Il y a quelques jours, la publication d’un mauvais chiffre du chômage aux USA a propulsé les indices boursiers vers de nouveaux records. Naturellement, pour le citoyen lambda cela semble incompréhensible et nul ne saurait l’en blâmer. Pourtant, ce phénomène n’a rien d’exceptionnel ; il est même devenu tout à fait banal depuis quelques années, précisément depuis que les cinq principales banques centrales du monde, la Réserve fédérale américaine, la Banque centrale européenne, la Banque d’Angleterre, la Banque du Japon et la Banque de Chine, se sont reconverties en gigantesques machines à imprimer de la monnaie. Au total, depuis le début de la crise fin 2007, c’est autour de 10 trillons de dollars (= dix mille milliards) qui ont été injectésex-nihilo dans l’économie, soit environ 1.500 dollars par habitant de la planète, ou encore 15 % du PIB mondial.
Le mécanisme est simple, même s’il est pervers. Tant qu’une reprise soutenue ne sera pas confirmée sur plusieurs mois, les banques centrales continueront d’acheter des titres sur le marché. Actions ou obligations, directement auprès du Trésor public ou sur le marché secondaire, peu importe, l’effet est le même, les cours ne peuvent que monter, offrant ainsi des perspectives de plus-values rapides et même supérieures à celles qu’un investisseur pourrait escompter en investissant dans l’économie réelle. La monnaie injectée est ainsi captée dans des bulles spéculatives et détournée de son objectif initial.

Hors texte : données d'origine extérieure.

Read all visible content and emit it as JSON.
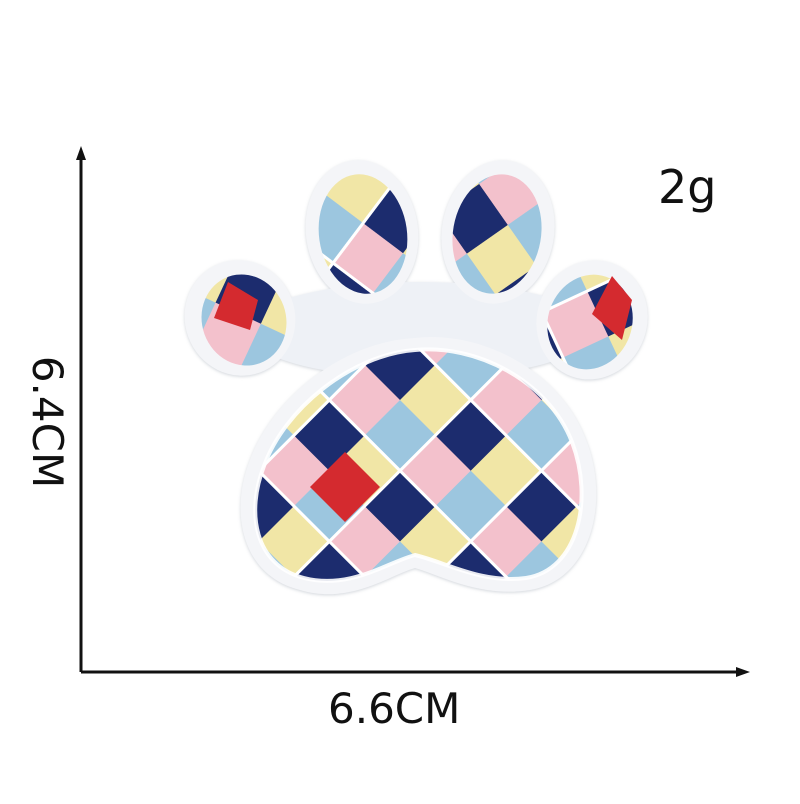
{
  "labels": {
    "weight": "2g",
    "width": "6.6CM",
    "height": "6.4CM"
  },
  "colors": {
    "background": "#ffffff",
    "axis": "#111111",
    "patch_base": "#f4f5f8",
    "plaid": {
      "light_blue": "#9cc6df",
      "navy": "#1c2c6e",
      "red": "#d42a2f",
      "pink": "#f3c1cc",
      "yellow": "#f1e6a6",
      "white": "#ffffff"
    }
  },
  "patch": {
    "subject": "embroidered-paw-print-patch",
    "pattern": "argyle-diamond-plaid"
  }
}
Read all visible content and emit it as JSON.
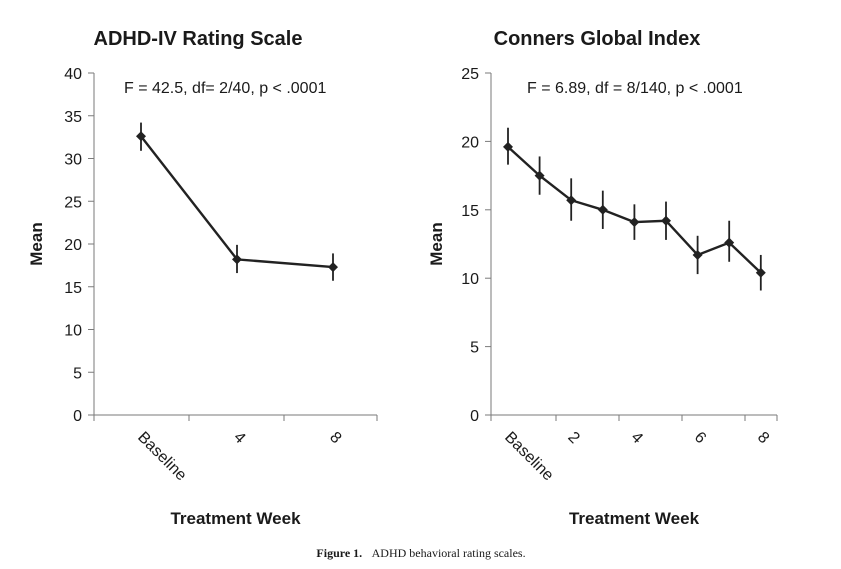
{
  "chart_data": [
    {
      "type": "line",
      "title": "ADHD-IV Rating Scale",
      "xlabel": "Treatment Week",
      "ylabel": "Mean",
      "annotation": "F = 42.5, df= 2/40, p < .0001",
      "categories": [
        "Baseline",
        "4",
        "8"
      ],
      "values": [
        32.6,
        18.2,
        17.3
      ],
      "error_low": [
        30.9,
        16.6,
        15.7
      ],
      "error_high": [
        34.2,
        19.9,
        18.9
      ],
      "yticks": [
        0,
        5,
        10,
        15,
        20,
        25,
        30,
        35,
        40
      ],
      "ylim": [
        0,
        40
      ],
      "grid": false,
      "legend": "none"
    },
    {
      "type": "line",
      "title": "Conners Global Index",
      "xlabel": "Treatment Week",
      "ylabel": "Mean",
      "annotation": "F = 6.89, df = 8/140, p < .0001",
      "x_tick_labels": [
        "Baseline",
        "2",
        "4",
        "6",
        "8"
      ],
      "x_values": [
        0,
        1,
        2,
        3,
        4,
        5,
        6,
        7,
        8
      ],
      "values": [
        19.6,
        17.5,
        15.7,
        15.0,
        14.1,
        14.2,
        11.7,
        12.6,
        10.4
      ],
      "error_low": [
        18.3,
        16.1,
        14.2,
        13.6,
        12.8,
        12.8,
        10.3,
        11.2,
        9.1
      ],
      "error_high": [
        21.0,
        18.9,
        17.3,
        16.4,
        15.4,
        15.6,
        13.1,
        14.2,
        11.7
      ],
      "yticks": [
        0,
        5,
        10,
        15,
        20,
        25
      ],
      "ylim": [
        0,
        25
      ],
      "grid": false,
      "legend": "none"
    }
  ],
  "caption": {
    "label": "Figure 1.",
    "text": "ADHD behavioral rating scales."
  }
}
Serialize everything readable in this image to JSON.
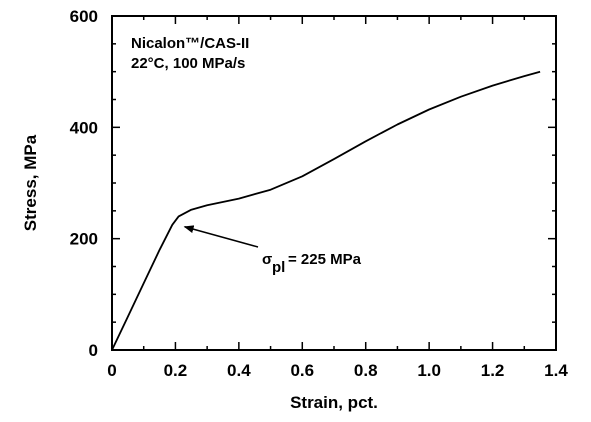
{
  "chart_data": {
    "type": "line",
    "xlabel": "Strain, pct.",
    "ylabel": "Stress, MPa",
    "xlim": [
      0,
      1.4
    ],
    "ylim": [
      0,
      600
    ],
    "x_ticks": [
      0,
      0.2,
      0.4,
      0.6,
      0.8,
      1.0,
      1.2,
      1.4
    ],
    "x_tick_labels": [
      "0",
      "0.2",
      "0.4",
      "0.6",
      "0.8",
      "1.0",
      "1.2",
      "1.4"
    ],
    "y_ticks": [
      0,
      200,
      400,
      600
    ],
    "y_tick_labels": [
      "0",
      "200",
      "400",
      "600"
    ],
    "grid": false,
    "legend": {
      "line1": "Nicalon™/CAS-II",
      "line2": "22°C,  100  MPa/s",
      "placement": "top-left"
    },
    "annotation": {
      "symbol": "σ",
      "subscript": "pl",
      "text": " = 225  MPa",
      "x": 0.21,
      "y": 225
    },
    "series": [
      {
        "x": [
          0,
          0.05,
          0.1,
          0.15,
          0.19,
          0.21,
          0.25,
          0.3,
          0.4,
          0.5,
          0.6,
          0.7,
          0.8,
          0.9,
          1.0,
          1.1,
          1.2,
          1.3,
          1.35
        ],
        "y": [
          0,
          60,
          120,
          180,
          225,
          240,
          252,
          260,
          272,
          288,
          312,
          343,
          375,
          405,
          432,
          455,
          475,
          492,
          500
        ]
      }
    ]
  }
}
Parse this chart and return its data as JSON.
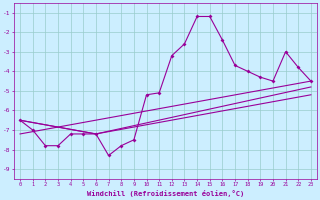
{
  "xlabel": "Windchill (Refroidissement éolien,°C)",
  "bg_color": "#cceeff",
  "grid_color": "#99cccc",
  "line_color": "#990099",
  "xlim": [
    -0.5,
    23.5
  ],
  "ylim": [
    -9.5,
    -0.5
  ],
  "xticks": [
    0,
    1,
    2,
    3,
    4,
    5,
    6,
    7,
    8,
    9,
    10,
    11,
    12,
    13,
    14,
    15,
    16,
    17,
    18,
    19,
    20,
    21,
    22,
    23
  ],
  "yticks": [
    -9,
    -8,
    -7,
    -6,
    -5,
    -4,
    -3,
    -2,
    -1
  ],
  "line1_x": [
    0,
    1,
    2,
    3,
    4,
    5,
    6,
    7,
    8,
    9,
    10,
    11,
    12,
    13,
    14,
    15,
    16,
    17,
    18,
    19,
    20,
    21,
    22,
    23
  ],
  "line1_y": [
    -6.5,
    -7.0,
    -7.8,
    -7.8,
    -7.2,
    -7.2,
    -7.2,
    -8.3,
    -7.8,
    -7.5,
    -5.2,
    -5.1,
    -3.2,
    -2.6,
    -1.2,
    -1.2,
    -2.4,
    -3.7,
    -4.0,
    -4.3,
    -4.5,
    -3.0,
    -3.8,
    -4.5
  ],
  "line2_x": [
    0,
    23
  ],
  "line2_y": [
    -7.2,
    -4.5
  ],
  "line3_x": [
    0,
    6,
    23
  ],
  "line3_y": [
    -6.5,
    -7.2,
    -4.8
  ],
  "line4_x": [
    0,
    6,
    23
  ],
  "line4_y": [
    -6.5,
    -7.2,
    -5.2
  ]
}
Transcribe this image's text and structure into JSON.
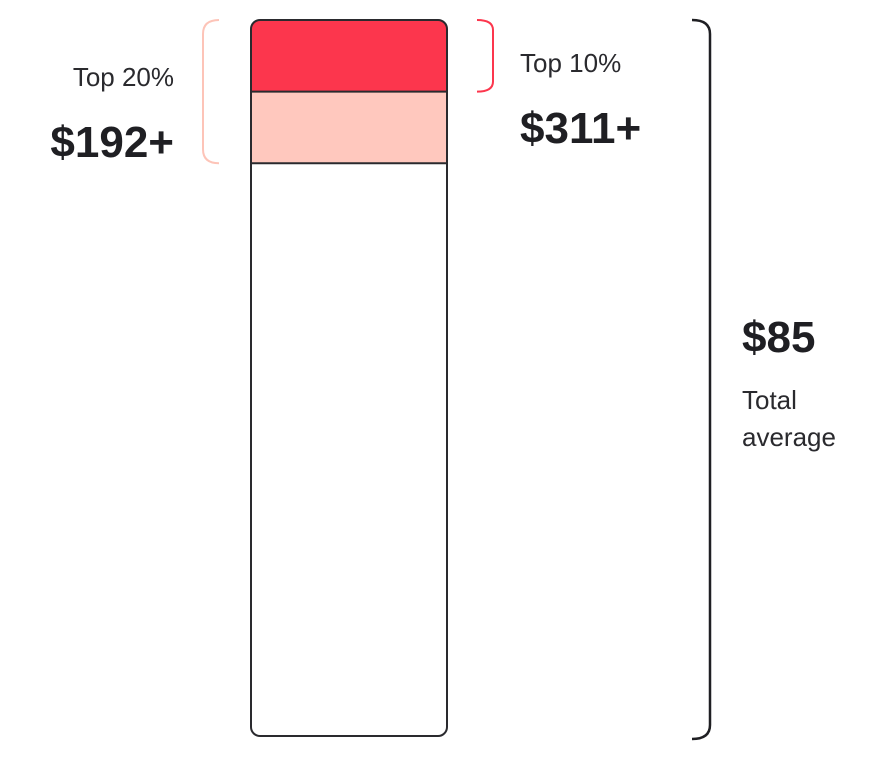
{
  "chart_data": {
    "type": "bar",
    "title": "",
    "segments": [
      {
        "key": "top10",
        "label": "Top 10%",
        "value_text": "$311+",
        "share": 0.1,
        "color": "#fc364d"
      },
      {
        "key": "top20",
        "label": "Top 20%",
        "value_text": "$192+",
        "share": 0.1,
        "color": "#ffc8be"
      },
      {
        "key": "rest",
        "label": "",
        "value_text": "",
        "share": 0.8,
        "color": "#ffffff"
      }
    ],
    "total": {
      "value_text": "$85",
      "label_lines": [
        "Total",
        "average"
      ]
    },
    "colors": {
      "outline": "#2a2a2e",
      "top10_bracket": "#fc364d",
      "top20_bracket": "#fdc4b8"
    }
  }
}
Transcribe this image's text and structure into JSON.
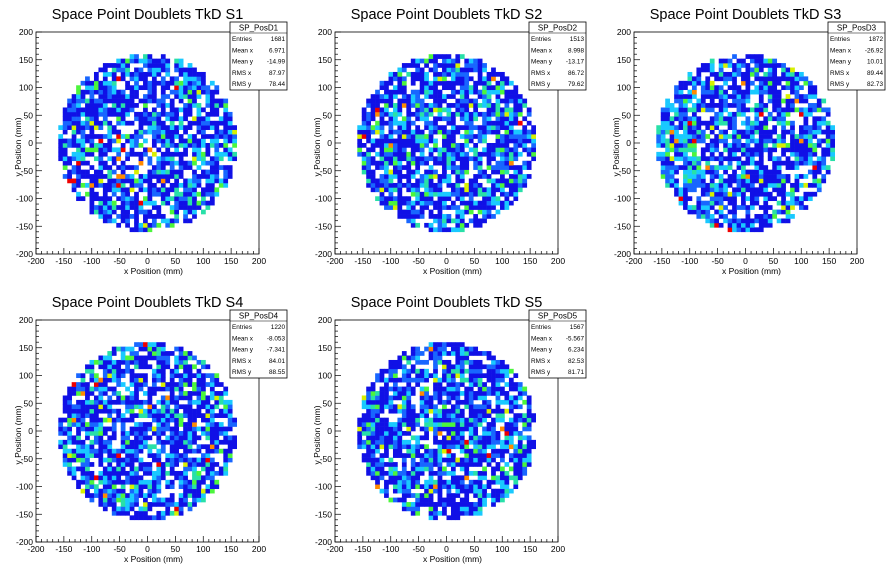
{
  "chart_data": [
    {
      "type": "heatmap",
      "title": "Space Point Doublets TkD S1",
      "xlabel": "x Position (mm)",
      "ylabel": "y Position (mm)",
      "xlim": [
        -200,
        200
      ],
      "ylim": [
        -200,
        200
      ],
      "ticks": [
        -200,
        -150,
        -100,
        -50,
        0,
        50,
        100,
        150,
        200
      ],
      "active_region": {
        "shape": "disk",
        "radius_mm": 160
      },
      "stats": {
        "name": "SP_PosD1",
        "rows": [
          [
            "Entries",
            "1681"
          ],
          [
            "Mean x",
            "6.971"
          ],
          [
            "Mean y",
            "-14.99"
          ],
          [
            "RMS x",
            "87.97"
          ],
          [
            "RMS y",
            "78.44"
          ]
        ]
      },
      "grid": false
    },
    {
      "type": "heatmap",
      "title": "Space Point Doublets TkD S2",
      "xlabel": "x Position (mm)",
      "ylabel": "y Position (mm)",
      "xlim": [
        -200,
        200
      ],
      "ylim": [
        -200,
        200
      ],
      "ticks": [
        -200,
        -150,
        -100,
        -50,
        0,
        50,
        100,
        150,
        200
      ],
      "active_region": {
        "shape": "disk",
        "radius_mm": 160
      },
      "stats": {
        "name": "SP_PosD2",
        "rows": [
          [
            "Entries",
            "1513"
          ],
          [
            "Mean x",
            "8.998"
          ],
          [
            "Mean y",
            "-13.17"
          ],
          [
            "RMS x",
            "86.72"
          ],
          [
            "RMS y",
            "79.62"
          ]
        ]
      },
      "grid": false
    },
    {
      "type": "heatmap",
      "title": "Space Point Doublets TkD S3",
      "xlabel": "x Position (mm)",
      "ylabel": "y Position (mm)",
      "xlim": [
        -200,
        200
      ],
      "ylim": [
        -200,
        200
      ],
      "ticks": [
        -200,
        -150,
        -100,
        -50,
        0,
        50,
        100,
        150,
        200
      ],
      "active_region": {
        "shape": "disk",
        "radius_mm": 160
      },
      "stats": {
        "name": "SP_PosD3",
        "rows": [
          [
            "Entries",
            "1872"
          ],
          [
            "Mean x",
            "-26.92"
          ],
          [
            "Mean y",
            "10.01"
          ],
          [
            "RMS x",
            "89.44"
          ],
          [
            "RMS y",
            "82.73"
          ]
        ]
      },
      "grid": false
    },
    {
      "type": "heatmap",
      "title": "Space Point Doublets TkD S4",
      "xlabel": "x Position (mm)",
      "ylabel": "y Position (mm)",
      "xlim": [
        -200,
        200
      ],
      "ylim": [
        -200,
        200
      ],
      "ticks": [
        -200,
        -150,
        -100,
        -50,
        0,
        50,
        100,
        150,
        200
      ],
      "active_region": {
        "shape": "disk",
        "radius_mm": 160
      },
      "stats": {
        "name": "SP_PosD4",
        "rows": [
          [
            "Entries",
            "1220"
          ],
          [
            "Mean x",
            "-8.053"
          ],
          [
            "Mean y",
            "-7.341"
          ],
          [
            "RMS x",
            "84.01"
          ],
          [
            "RMS y",
            "88.55"
          ]
        ]
      },
      "grid": false
    },
    {
      "type": "heatmap",
      "title": "Space Point Doublets TkD S5",
      "xlabel": "x Position (mm)",
      "ylabel": "y Position (mm)",
      "xlim": [
        -200,
        200
      ],
      "ylim": [
        -200,
        200
      ],
      "ticks": [
        -200,
        -150,
        -100,
        -50,
        0,
        50,
        100,
        150,
        200
      ],
      "active_region": {
        "shape": "disk",
        "radius_mm": 160
      },
      "stats": {
        "name": "SP_PosD5",
        "rows": [
          [
            "Entries",
            "1567"
          ],
          [
            "Mean x",
            "-5.567"
          ],
          [
            "Mean y",
            "6.234"
          ],
          [
            "RMS x",
            "82.53"
          ],
          [
            "RMS y",
            "81.71"
          ]
        ]
      },
      "grid": false
    }
  ],
  "colors": {
    "palette": [
      "#1010e6",
      "#1866ff",
      "#19c9ff",
      "#28e0a8",
      "#4cf53c",
      "#d8f000",
      "#ff8a00",
      "#ee0000"
    ],
    "frame": "#000000",
    "background": "#ffffff"
  }
}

Les banques centrales peuvent-elles stopper la machine à imprimer ? Même si elles affirment le contraire, la réponse est non : elles sont prises au piège, on l’a vu en juin dernier lorsque la Réserve fédérale s’était risquée à suggérer une simple diminution de son programme d’achats de titres.
Certains vous diront que telle n’était pas l’intention des banquiers centraux à l’origine. D’autres préféreront avancer un autre argument : la hausse de la Bourse augmente la valeur des patrimoines et, par voie de conséquence, devrait tôt ou tard stimuler la consommation. Sauf que pour tirer parti d’une plus-value boursière, il faut vendre ses titres. Pas de vente, pas de profit, et si tout le monde vend en même temps, adieu les plus-values.
Les banques centrales peuvent-elles espérer une reprise qui permettrait à l’économie réelle de prendre le relais ? C’est le calcul que font les hommes politiques et sur lequel ils s’appuient pour afficher un optimisme de façade. La réalité, c’est qu’aux USA la reprise économique est anémique et la confiance en berne ; au Japon, « madame Watanabe » (= ménagère japonaise) fait la sourde oreille aux exhortations du gouvernement à consommer davantage ; la Chine, elle, est sous la menace d’un krach immobilier aux dimensions apocalyptiques ; quant à l’Europe, on y pratique la méthode Coué pour ignorer un risque politique véritablement explosif.
Que va-t-il se passer maintenant ? Au guichet, les banquiers vont redoubler d’imagination pour inciter leurs clients à investir, mais en coulisse beaucoup de grands fonds d’investissements ont déjà le doigt suspendu au-dessus du bouton « vendre ». Le problème est que personne ne sait qui va appuyer le premier, ni quand.